In a city known for its extensive brunch culture and endless cuisine options, spring and summer typically bring swells of foot traffic to restaurants across the District of Columbia. However, despite the seasonal crowds typically flocking to restaurants in the spring and summer, full-service restaurant job growth has slowed. Recent wage hikes due to the city’s tip credit elimination law – Initiative 82 – may be to blame.
EPI has been tracking the harmful impacts of Initiative 82 since it began in May 2023. Now more than two years out, the best-available government data shows that since the law went into place, DC has lost roughly 5% of its full-service restaurant and bar workforce, and employees have lost $11.8 million in earnings.
But even the more recent, monthly estimate data preferred by some on the DC Council and the Council’s Office of the Budget Director are showing serious signs of decline under Initiative 82. New data released last week shows that in the last three months (March through June 2025), DC has lost roughly 900 full-service restaurant jobs. To put that into historical context, that’s the largest employment decline for key spring months since before Initiative 82 went into place.
Using Bureau of Labor Statistics monthly employment survey estimates, EPI found that the growth rate for full-service restaurant employment between March and June has declined each year since 2022, with a noticeable drop beginning in spring 2023 when Initiative 82 began to phase in.

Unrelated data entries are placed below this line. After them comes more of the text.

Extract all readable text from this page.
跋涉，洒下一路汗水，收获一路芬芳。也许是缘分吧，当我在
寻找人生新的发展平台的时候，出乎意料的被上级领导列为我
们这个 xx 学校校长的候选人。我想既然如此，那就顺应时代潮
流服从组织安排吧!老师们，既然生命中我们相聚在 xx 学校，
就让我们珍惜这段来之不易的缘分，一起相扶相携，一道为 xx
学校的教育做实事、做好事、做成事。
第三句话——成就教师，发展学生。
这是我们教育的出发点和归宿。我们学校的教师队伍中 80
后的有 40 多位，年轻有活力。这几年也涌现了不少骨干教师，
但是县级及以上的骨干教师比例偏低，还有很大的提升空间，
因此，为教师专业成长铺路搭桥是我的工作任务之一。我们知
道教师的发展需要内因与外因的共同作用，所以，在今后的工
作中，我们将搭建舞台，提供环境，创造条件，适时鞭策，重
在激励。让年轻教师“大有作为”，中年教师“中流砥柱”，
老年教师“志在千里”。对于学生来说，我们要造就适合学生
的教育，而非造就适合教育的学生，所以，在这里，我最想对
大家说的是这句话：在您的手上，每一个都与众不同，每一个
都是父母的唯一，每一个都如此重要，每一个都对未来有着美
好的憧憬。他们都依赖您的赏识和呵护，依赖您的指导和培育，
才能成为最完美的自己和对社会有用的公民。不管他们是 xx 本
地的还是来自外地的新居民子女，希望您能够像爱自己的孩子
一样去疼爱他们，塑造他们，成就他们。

Most recently, job growth has turned negative, marking the weakest performance in years even compared to the pre-COVID period. In sum, DC restaurant job growth fell more than 8 percentage points between Spring 2022 and Spring 2025.
Other restaurants are finding the costs of operating in DC under Initiative 82 too difficult to overcome. Also this week, the Washington Business Journal reported DC has already seen over 50 restaurants close in 2025, putting the city on track to surpass its previous record high of restaurant closures last year.
First-hand reporting and data on the negative impacts of Initiative 82 are widespread. Attempts to paint the situation in DC as “healthy” are subject to misleading and flawed use of government data. Just this week, the Economic Policy Institute claimed there is “no evidence” showing DC has been harmed by Initiative 82. Yet the only way they could come to this conclusion is by manipulating government data to exclude the 9 months immediately following Initiative 82’s start date in May 2023 – where the first shock of the law was felt.
The overwhelming evidence from data and individual restaurant experiences under Initiative 82 show the law has harmed DC restaurants and their employees. DC lawmakers should take note and provide meaningful relief to preserve DC’s once-booming restaurant scene.